Ahem...about the crunch posted above, the fact that it "consumes all the useful materials in his workshop" is a tad fearful. Does that mean it can destroy major artifacts or spellbooks if they're left lying around?

You may need to clarify the issue if a creature's corpse can be used to resurrect it if it's been fabricated, too. That said, a 3/day disintegrate is powerful, but not overpowered at 14th level. However, I'm undecided if being able to ignore spell resistance puts it over the top in terms of the strength of the ability; that's a pretty big boost for such a powerful effect.


Aye, I'm also a bit leery of it, particularly because the DC of the ability turns it into a 10th level heightened spell resistance piercing disintegrate at 20th level. That being said, with Pathfinder's penchant for ridiculous HP bloat... looking into it.

It would stand to reason that raise dead would not function, though resurrection would, given their respective texts. Do you feel this would require actual clarification in the text? If so, I'm going to need to do significant shuffling because I'm all out of room for the page.

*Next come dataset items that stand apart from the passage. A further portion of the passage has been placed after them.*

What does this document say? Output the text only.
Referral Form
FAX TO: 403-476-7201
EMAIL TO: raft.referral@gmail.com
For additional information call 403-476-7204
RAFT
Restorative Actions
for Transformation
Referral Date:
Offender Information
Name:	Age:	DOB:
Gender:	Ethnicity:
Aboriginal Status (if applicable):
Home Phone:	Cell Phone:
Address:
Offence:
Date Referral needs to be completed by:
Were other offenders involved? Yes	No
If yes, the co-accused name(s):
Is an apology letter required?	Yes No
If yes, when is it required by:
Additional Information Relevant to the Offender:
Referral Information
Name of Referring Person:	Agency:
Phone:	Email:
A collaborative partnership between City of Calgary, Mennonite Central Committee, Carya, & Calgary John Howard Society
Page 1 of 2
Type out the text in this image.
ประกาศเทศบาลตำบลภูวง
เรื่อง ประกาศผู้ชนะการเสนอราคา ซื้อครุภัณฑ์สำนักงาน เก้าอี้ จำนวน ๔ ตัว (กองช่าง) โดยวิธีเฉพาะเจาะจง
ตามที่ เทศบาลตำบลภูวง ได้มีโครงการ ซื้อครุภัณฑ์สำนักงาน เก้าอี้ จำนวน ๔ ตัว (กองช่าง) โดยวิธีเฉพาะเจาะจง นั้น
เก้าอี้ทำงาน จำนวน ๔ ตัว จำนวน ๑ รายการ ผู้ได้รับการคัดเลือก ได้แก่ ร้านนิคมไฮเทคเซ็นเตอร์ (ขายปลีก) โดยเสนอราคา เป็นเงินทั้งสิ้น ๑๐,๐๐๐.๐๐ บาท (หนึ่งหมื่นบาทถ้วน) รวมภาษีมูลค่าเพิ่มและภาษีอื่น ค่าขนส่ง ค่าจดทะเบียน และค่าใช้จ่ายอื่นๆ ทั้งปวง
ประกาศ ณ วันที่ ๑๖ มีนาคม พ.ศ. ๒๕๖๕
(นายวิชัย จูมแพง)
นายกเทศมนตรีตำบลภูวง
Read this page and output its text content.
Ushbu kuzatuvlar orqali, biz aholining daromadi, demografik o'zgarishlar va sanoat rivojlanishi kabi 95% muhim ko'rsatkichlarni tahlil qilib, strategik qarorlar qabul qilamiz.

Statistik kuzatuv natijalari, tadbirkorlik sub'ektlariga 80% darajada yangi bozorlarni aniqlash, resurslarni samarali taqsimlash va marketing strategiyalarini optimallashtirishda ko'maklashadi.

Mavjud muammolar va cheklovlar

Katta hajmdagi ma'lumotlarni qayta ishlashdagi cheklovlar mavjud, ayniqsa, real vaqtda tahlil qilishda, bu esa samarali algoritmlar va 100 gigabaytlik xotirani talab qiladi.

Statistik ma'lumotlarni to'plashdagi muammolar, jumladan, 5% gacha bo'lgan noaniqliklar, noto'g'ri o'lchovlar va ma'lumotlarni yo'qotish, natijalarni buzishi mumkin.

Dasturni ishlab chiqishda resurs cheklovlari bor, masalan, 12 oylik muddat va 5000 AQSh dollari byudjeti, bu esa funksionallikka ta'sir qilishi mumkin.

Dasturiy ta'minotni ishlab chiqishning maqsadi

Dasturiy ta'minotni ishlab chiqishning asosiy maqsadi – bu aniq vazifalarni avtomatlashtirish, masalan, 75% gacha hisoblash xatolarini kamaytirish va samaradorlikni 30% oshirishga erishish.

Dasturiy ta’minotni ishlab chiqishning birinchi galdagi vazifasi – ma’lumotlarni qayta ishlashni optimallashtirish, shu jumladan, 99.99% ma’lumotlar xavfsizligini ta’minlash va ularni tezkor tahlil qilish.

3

Right, so I've made two changes. Given the tinker is not a full spellcaster, the swarm is caster level equal to tinker level - 3. Further, given it's mechanical, you don't apply spell resistance, but you apply damage reduction. This represents the machines having difficulty ripping certain materials, such as adamantine, apart.


Well, gents, your advice appears to be spot-on. The Tinker broke the top 15 bestsellers on RPGnow.com a few hours ago.